Take, for example, “Turn Rows”, a perfect nugget of spirited rural fun and youthful enterprise in the cornfields. Or “Grandaddy’s Gun”, which captures the rite of passage for a boy who grows-up bonding with the men who teach him the ways of the woods.
“There’s a spiritual quality to hunting,” shares this avid outdoorsman, talking about his favorite pastime. “I usually sit in the stand by myself. It’s nice and quiet. You don’t hear anything but wind and birds. You watch the sun come up. It’s a peaceful thing.”
The 22-year-old Bastrop native is signed to Sidewalk Records, a division of Curb Records, in Nashville. Along with the FLW tour, Scott, along with brother Logan, is currently on a nationwide radio tour.
Scott is not a stranger to music or performing in front of an audience. He has been around gospel music and musicians all of his life. His father, Scotty Robinson, performed for years with country legend Freddy Hart and also with Freddy Fender.
The Robinson musical roots go back further than one generation. Scotty’s uncle, L.L. Robinson and his daughters, Linda and Rita, along with Janet Downey and Tony Brown had a gospel group called the Robinettes in the late ‘60s. Linda went on to play for the Spear Family, The Blackwoods and The Stamps.
Aunt Marie Jarvis was also well-known in the gospel community. She played piano for JD Sumner and the Stamps and often entertained the Florida Boys and the Happy Goodmans at her home on the Crossett Highway. A few years before her death, she was awarded the Pioneer Award for her piano style in Southern Gospel Music.
“It was nothing for us to go see Aunt Marie and have a tour bus parked in her yard,” said Scotty.
When Linda, who taught at the Stamps School of Music, returned to Bastrop, she brought Tony Brown with her. He was a piano student and she saw the potential he had. Brown went on to play piano for Elvis Presley and then became a music record producer for George Strait, Vince Gill, Reba McEntire and Brooks & Dunn.

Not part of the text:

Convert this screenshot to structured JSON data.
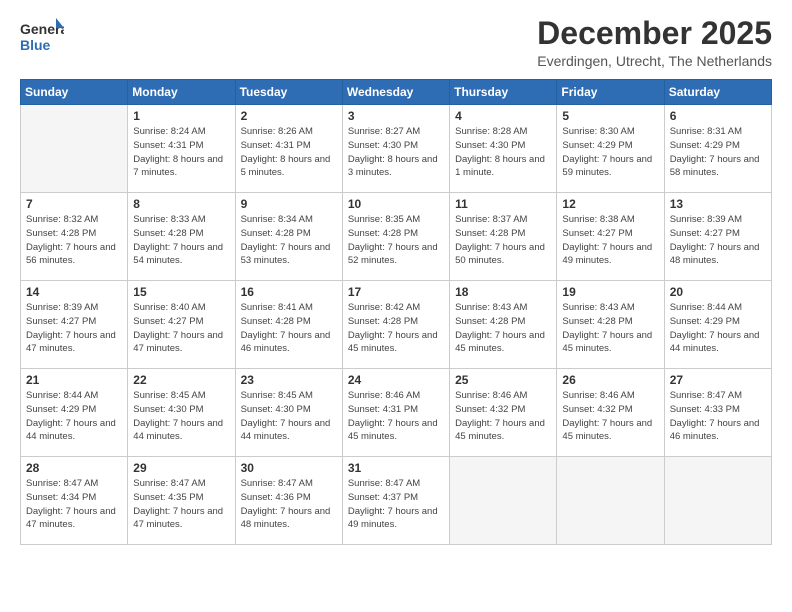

Scotty says his aunts heard him play when he was a little boy and got him into gospel music; he started playing country later on and moved to Nashville, where he eventually played for Hart and Fender.
Page 2 of 2 - “Because I have been around music my whole life, I knew pretty early that Dylan had something special,” said Scotty. “I taught him to sing ‘Do Lord’ when he was about two and a half, and he was on-key and loud even then.”
Scotty went on to teach Dylan popular songs like “I Like My Women Just a Little on the Trashy Side” and “Chatahoochie.”
Dylan continued to sing and while in high school, joined the gospel trio “Eleventh Hour” and traveled throughout the South. He left the group to pursue his dream; he has performed at the Louisiana Hayride and with many Grand Ole Opry members and won the local Colgate Country Music Showdown in 2007.
As a senior at Bastrop High School, Dylan wrote a song to perform at the annual talent show. “Strop City Thang” became the class song, which Dylan performed on class night.